Swimming Depth Analysis: SWOLF efficiency trends, stroke distribution, water temperature correlation, progress tracking.
Personal Dynamic Baselines: Assess current health state against personal historical percentiles rather than population averages.

Workflow Decision Tree

When this skill is activated, follow this decision tree:

User has Apple Health data?
├── YES: XML file found in workspace
│   ├── Step 1: DATA PROFILING (lightweight scan — never load full XML into context)
│   ├── Step 2: USER INTERVIEW (goals, life stages, preferences)
│   ├── Step 3: ADAPTIVE ANALYSIS PLAN (based on available data + goals)
│   ├── Step 4: PARSE & EXTRACT (streaming XML → aggregated CSV)
│   ├── Step 5: ANALYZE & VISUALIZE (generate dashboard)
│   └── Step 6: INSIGHTS & RECOMMENDATIONS (personalized advice)
│
├── YES: Pre-parsed CSV/JSON files exist
│   ├── Skip to Step 2 (interview)
│   └── Continue from Step 3
│
└── NO: No health data found
    └── Guide user through Apple Health export process

Step 1: Data Profiling — Lightweight Discovery

CRITICAL: Token Conservation Strategy

Apple Health XML files are typically 100MB–2GB+. NEVER read the raw XML into the conversation context.
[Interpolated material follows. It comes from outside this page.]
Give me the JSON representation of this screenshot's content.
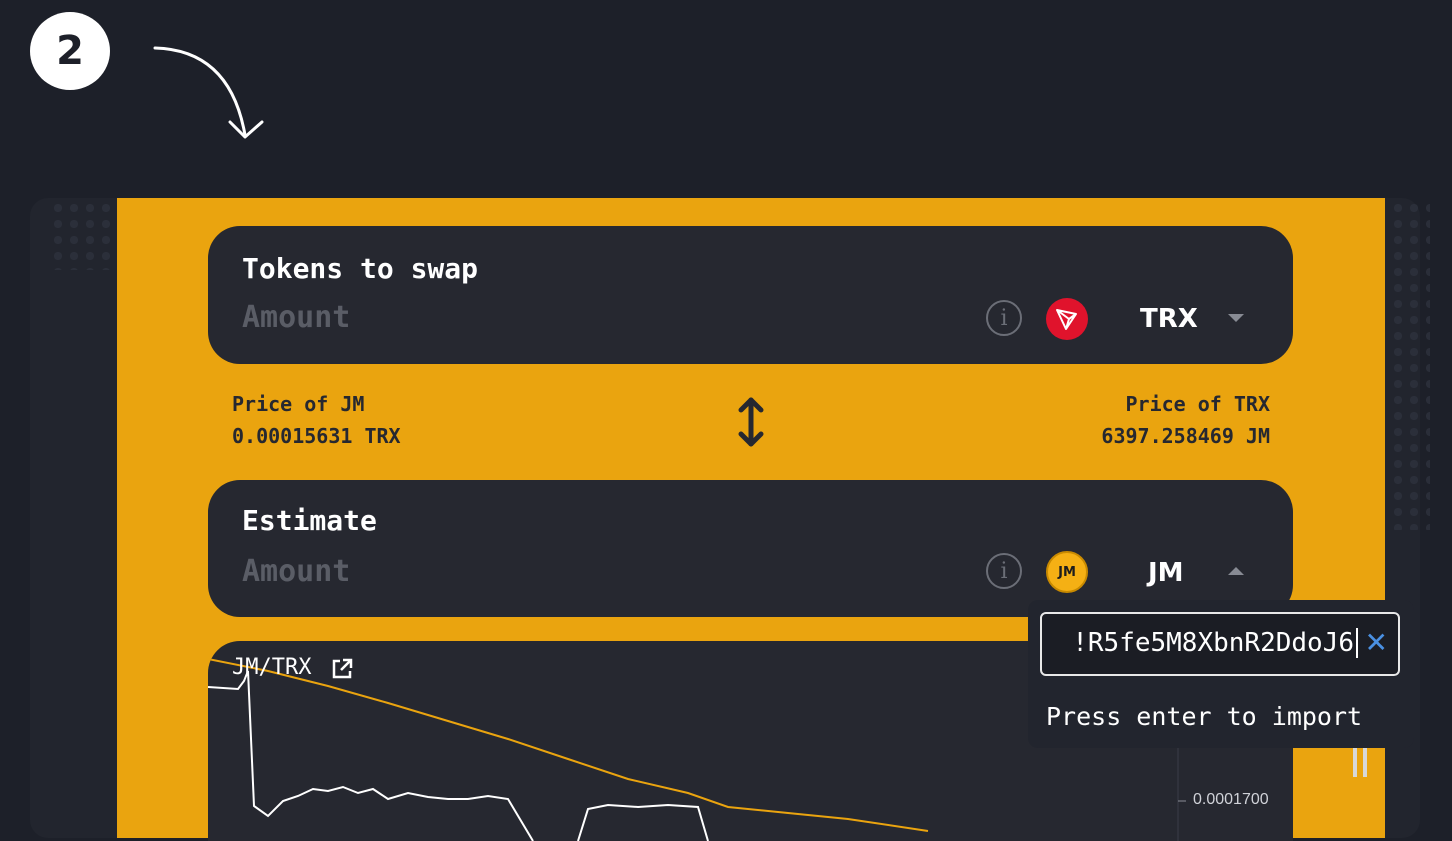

Instead:

Run the profiling script (scripts/parse_health_xml.py --profile-only) to generate a compact JSON summary
Read only the JSON summary into context (typically <5KB)
All subsequent parsing happens via script execution, not file reading

Profiling Script Usage

python3 {SKILL_DIR}/scripts/parse_health_xml.py --profile-only --input "<path_to_export.xml>"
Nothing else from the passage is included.